Meroe in Sudan was the Capital of the Kushite Empire

Meroe In Present Day Sudan Was The Capital Of The Kushite Empire
Meroe In Present Day Sudan Was The Capital Of The Kushite Empire

Archaeological findings and historical documents have indicated that the ancient city of Meroe was the capital of the kingdom of Kush, which is now in present-day Sudan.

Kush was a northern African kingdom whose influence spread between c. 1069 BCE and 350 CE. Although the wider region around Kush, which was later called Nubia, was inhabited as far back as c. 8,000 BCE, the kingdom of Kush was to rise later. Findings have also suggested that even though early Egyptians and the Kushite were in contact as early as c. 3150 – c. 2613 BCE during the Early Dynasty Period of Egypt, the Kushite civilization probably evolved from this early cultural contact and was heavily influenced by the Egyptians.

Rich in gold, Kush was the main source of this precious commodity to the Egyptians, and it is widely believed that the later name, Nubia, was derived from the Egyptian word for gold, ‘nub’.  Because of the vast wealth of the Kushite kingdom, it soon ruled over Egypt and dominated its politics, with its kings ruling over Egypt.

Egypt’s weakness was a plus for Kush, and around c. 1069 BCE, Kushite kings reigned without any form of reference to Egyptian monarchs or policies. As the kingdom grew steadily, it got to the point where it could take whatever it wanted from Egypt without having to defer to Egyptian kings. With time, they became overlords in Egypt, but not to conquer, but to preserve Egyptian culture and heritage.

The Great City of Meroe

After the 25th Dynasty ended with Tantamani, he was replaced with a puppet king called Necho 1. His son, Psammetcus 1, otherwise known as Psamtik 1, c. 665-610 BCE, brought an end to Assyrian rule and established the 26th Dynasty of Egypt. Psammeticus and his successor, Necho 11 ruled with great success. Still, Psammeticus 11, Necho 11’s successor, led an expedition against Kush destroying towns, temples, monuments, stele, and finally the capital city of Napata before he ended the campaign out of boredom and returned to Egypt.

During this time, roughly around c. 590 BCE, the capital city of the Kushite kingdom moved further south to the town of Meroe for safety reasons. There, the rulers of Meroe continued to emulate Egyptian customs and sense of fashion, also following Egyptian policies and religious rituals until the reign f King Arkamani.

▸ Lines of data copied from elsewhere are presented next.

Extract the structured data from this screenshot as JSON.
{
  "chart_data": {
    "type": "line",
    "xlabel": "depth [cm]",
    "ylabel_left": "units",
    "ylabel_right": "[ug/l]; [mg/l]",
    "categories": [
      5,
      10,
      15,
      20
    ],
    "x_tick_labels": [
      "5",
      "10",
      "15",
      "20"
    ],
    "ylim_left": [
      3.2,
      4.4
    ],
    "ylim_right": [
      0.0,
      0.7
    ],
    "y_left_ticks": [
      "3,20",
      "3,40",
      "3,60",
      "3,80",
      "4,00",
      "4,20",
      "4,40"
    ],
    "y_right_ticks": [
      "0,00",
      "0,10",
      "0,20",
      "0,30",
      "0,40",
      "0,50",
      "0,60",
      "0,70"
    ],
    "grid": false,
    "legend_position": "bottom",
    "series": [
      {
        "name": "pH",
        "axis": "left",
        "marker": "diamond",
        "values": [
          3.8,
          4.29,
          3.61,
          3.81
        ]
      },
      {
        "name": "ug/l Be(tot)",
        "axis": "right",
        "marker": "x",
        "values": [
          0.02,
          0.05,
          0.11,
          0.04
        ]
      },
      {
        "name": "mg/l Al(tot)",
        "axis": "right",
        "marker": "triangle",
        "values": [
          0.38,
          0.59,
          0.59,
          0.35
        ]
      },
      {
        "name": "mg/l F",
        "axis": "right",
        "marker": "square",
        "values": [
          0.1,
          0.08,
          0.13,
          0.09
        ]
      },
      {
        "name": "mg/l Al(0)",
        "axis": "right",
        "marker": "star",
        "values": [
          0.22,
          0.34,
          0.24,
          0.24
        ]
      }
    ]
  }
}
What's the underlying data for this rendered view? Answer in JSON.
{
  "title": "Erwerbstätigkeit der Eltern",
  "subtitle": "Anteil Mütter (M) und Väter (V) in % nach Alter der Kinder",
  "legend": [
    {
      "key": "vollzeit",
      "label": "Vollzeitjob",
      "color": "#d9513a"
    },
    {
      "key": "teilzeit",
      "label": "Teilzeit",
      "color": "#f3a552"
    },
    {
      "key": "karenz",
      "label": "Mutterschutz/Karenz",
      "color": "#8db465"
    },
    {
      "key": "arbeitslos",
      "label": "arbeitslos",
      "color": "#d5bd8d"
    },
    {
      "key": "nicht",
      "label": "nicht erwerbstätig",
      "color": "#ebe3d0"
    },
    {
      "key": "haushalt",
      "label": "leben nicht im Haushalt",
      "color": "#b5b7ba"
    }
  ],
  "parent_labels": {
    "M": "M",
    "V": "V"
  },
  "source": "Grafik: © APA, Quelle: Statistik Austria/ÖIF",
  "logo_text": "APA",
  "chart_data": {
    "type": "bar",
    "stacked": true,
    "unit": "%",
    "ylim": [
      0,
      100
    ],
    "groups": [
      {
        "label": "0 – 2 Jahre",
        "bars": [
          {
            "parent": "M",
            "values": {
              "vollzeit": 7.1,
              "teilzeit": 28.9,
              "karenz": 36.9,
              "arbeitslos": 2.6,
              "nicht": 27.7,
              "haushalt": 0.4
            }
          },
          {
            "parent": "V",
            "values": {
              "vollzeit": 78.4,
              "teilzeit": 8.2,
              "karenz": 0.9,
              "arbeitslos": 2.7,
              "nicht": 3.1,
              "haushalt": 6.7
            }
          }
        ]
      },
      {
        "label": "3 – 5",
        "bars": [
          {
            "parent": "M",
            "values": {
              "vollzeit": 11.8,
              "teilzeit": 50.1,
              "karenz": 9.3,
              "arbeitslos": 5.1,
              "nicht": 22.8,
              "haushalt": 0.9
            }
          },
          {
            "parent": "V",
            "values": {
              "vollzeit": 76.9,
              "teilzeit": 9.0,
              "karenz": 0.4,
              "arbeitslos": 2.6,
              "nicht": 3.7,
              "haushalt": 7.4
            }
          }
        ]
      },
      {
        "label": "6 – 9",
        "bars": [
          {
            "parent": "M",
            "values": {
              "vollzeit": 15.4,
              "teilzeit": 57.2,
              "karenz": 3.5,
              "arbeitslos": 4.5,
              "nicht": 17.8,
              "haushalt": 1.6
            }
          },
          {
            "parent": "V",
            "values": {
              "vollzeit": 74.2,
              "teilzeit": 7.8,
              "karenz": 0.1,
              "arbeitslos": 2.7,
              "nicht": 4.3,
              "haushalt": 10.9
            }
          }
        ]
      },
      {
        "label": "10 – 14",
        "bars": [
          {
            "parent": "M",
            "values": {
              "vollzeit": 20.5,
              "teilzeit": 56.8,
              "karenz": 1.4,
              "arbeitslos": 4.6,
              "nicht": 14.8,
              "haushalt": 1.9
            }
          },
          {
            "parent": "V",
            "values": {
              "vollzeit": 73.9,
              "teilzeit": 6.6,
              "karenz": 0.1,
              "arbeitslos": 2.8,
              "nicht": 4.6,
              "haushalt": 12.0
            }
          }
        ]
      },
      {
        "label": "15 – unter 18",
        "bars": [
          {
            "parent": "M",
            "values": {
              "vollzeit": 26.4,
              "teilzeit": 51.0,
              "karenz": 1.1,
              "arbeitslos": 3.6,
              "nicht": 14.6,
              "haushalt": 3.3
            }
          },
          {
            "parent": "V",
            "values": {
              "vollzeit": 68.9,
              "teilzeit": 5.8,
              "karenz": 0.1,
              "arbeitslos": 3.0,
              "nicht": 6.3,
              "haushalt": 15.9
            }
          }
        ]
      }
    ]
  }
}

According to historian DIodorus Sirculus (1st century BCE, Arkamani 1 had some education in Greek philosophy and resisted being controlled by the superstitions of the priests. He, therefore, led a band of men to the temple, annihilated all the priests, and ended their dominion over the monarchy. In their place, he now instituted a new policy and practice which included abandoning Egyptian cultural practices and replacing them with Kushite practices.

For instance, Arkamani replaced Egyptian hieroglyphic script with Meroitic, which, to date, has not been deciphered. He also changed the fashion sense from the formerly Egyptian style to a distinctly Meroitic one and Egyptian gods assimilated into Kushite ones such as Aperdemak. Burial customs were also changed, with royalty henceforth buried in Meroe, instead of Napata, where they were traditionally interred.

Thus Meroe, on the banks of the Nile, became the capital of the Kingdom of Kush. An agricultural and industrial hub, it acquired much wealth through its ironwork and trade. Agricultural outputs such as grains and cereals were exported along with iron weapons and tools, while plenteous livestock roamed the city

Meroe became so wealthy that it became legendary and King Cambyses 11 of Persia (525-522) is said to have even launched an unsuccessful expedition to plunder. If the said expedition was ever launched, it’s likely it never reached the city, as legend has it that Cambyses 11’s army was defeated by the treacherous and inhospitable terrain they crossed and the weather.

However, in c. 330 CE, the Axumites invaded and sacked Meroe. Even though the city will continue to survive for the next 20 years, it was effectively destroyed. Even without the invasion, Meroe was already doomed and would have imploded. For one, the iron industry demanded a massive amount of wood to create charcoal and fuel the furnaces for the iron smelting. This high demand resulted in a large swathe of the city suffering from deforestation. Also, due to its numerous livestock, the fields around the city were heavily overgrazed and overused for crops, depleting the soil.

Before the arrival of the Axumites, Meroe was already in decline and was on the verge of abandonment anyway. By the time the last of the people walked away from the city around c. 350 CE, the once prosperous and wealthy Kingdom of Kush has effectively come to an end.